How often does it happen?

  • in 16.4% of operations when you do [floating-point] / [integer]
  • in 26% of operations when you do [integer] / [floating-point]
  • in 36% of cases when you do [floating-point] / [floating-point]
  • in 0% when you do integer / integer
99.27 / 3 == 33.089999999999996 (should be 33.09)
57.3 / 3 == 19.099999999999998 (should be 19.1)
73.15 / 7 == 10.450000000000001 (should be 10.45)
58.2 / 3 == 19.400000000000002 (should be 19.4)
69.96 / 3 == 23.319999999999997 (should be 23.32)
32.76 / 9 == 3.6399999999999997 (should be 3.64)
28.62 / 3 == 9.540000000000001 (should be 9.54)

parseFloat

parseFloat never makes mistakes. It never returns 54.5999999999994 if you pass 54.6 string to it. It returns exactly54.6

parseFloat('54.6') // 54.6
parseFloat('123.45678901') // 123.45678901
parseFloat('54.599999999999994') // 54.599999999999994

Is “a + b + c” always equal to “c + b + a”?
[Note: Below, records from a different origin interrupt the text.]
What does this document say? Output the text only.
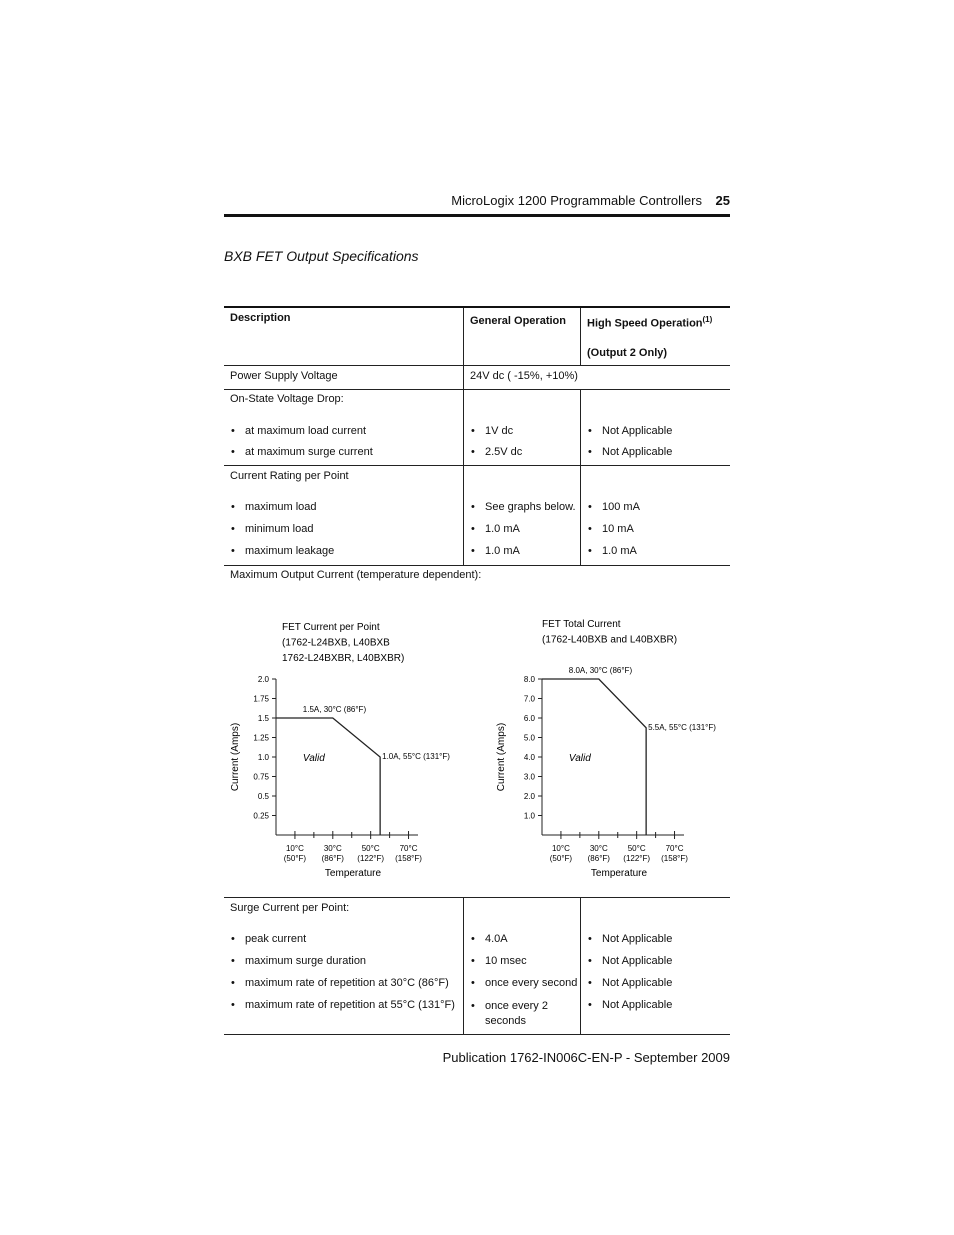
MicroLogix 1200 Programmable Controllers 25
BXB FET Output Specifications
Description	General Operation High Speed Operation$^{(1)}$
(Output 2 Only)
Power Supply Voltage	24V dc ( -15%, +10%)
On-State Voltage Drop:
• at maximum load current
• at maximum surge current
• 1V dc
• 2.5V dc
• Not Applicable
• Not Applicable
Current Rating per Point
• maximum load
• minimum load
• maximum leakage
• See graphs below.
• 1.0 mA
• 1.0 mA
• 100 mA
• 10 mA
• 1.0 mA
Maximum Output Current (temperature dependent):
Surge Current per Point:
• peak current
• maximum surge duration
• maximum rate of repetition at 30°C (86°F)
• maximum rate of repetition at 55°C (131°F)
• 4.0A
• 10 msec
• once every second
• once every 2 seconds
• Not Applicable
• Not Applicable
• Not Applicable
• Not Applicable
FET Current per Point
(1762-L24BXB, L40BXB
1762-L24BXBR, L40BXBR)
0.25
0.5
0.75
1.0
1.25
1.5
1.75
2.0
10°C
(50°F)
30°C
(86°F)
50°C
(122°F)
70°C
(158°F)
Temperature
Current (Amps)
1.5A, 30°C (86°F)
1.0A, 55°C (131°F)
Valid
FET Total Current
(1762-L40BXB and L40BXBR)
1.0
2.0
3.0
4.0
5.0
6.0
7.0
8.0
10°C
(50°F)
30°C
(86°F)
50°C
(122°F)
70°C
(158°F)
Temperature
Current (Amps)
8.0A, 30°C (86°F)
5.5A, 55°C (131°F)
Valid
Publication 1762-IN006C-EN-P - September 2009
Nope! Did your teacher of math tell that to you? See:

85.13 + 5.96 + 8.44 === 99.52999999999999
8.44 + 5.96 + 85.13 === 99.53

94.4 + 7.12 + 4.67 === 106.19000000000001
4.67 + 7.12 + 94.4 === 106.19

43.57 + 5.33 + 3.05 === 51.949999999999996
3.05 + 5.33 + 43.57 === 51.95

Summary

Don’t hope that floating-point errors are rare. They happen in 17–56% of all mathematical operations, so there’s a very high chance that you’ll get this bug.

When you write unit tests or do manual testing, use the numbers I shared here. And tell me in comments how many bugs did you find :)

I shared more examples here so that you could use them in your unit tests: https://github.com/ellenaua/floating-point-error-examples/tree/master/examples

How to avoid this?

Use numeral.js or decimal.js for exact math.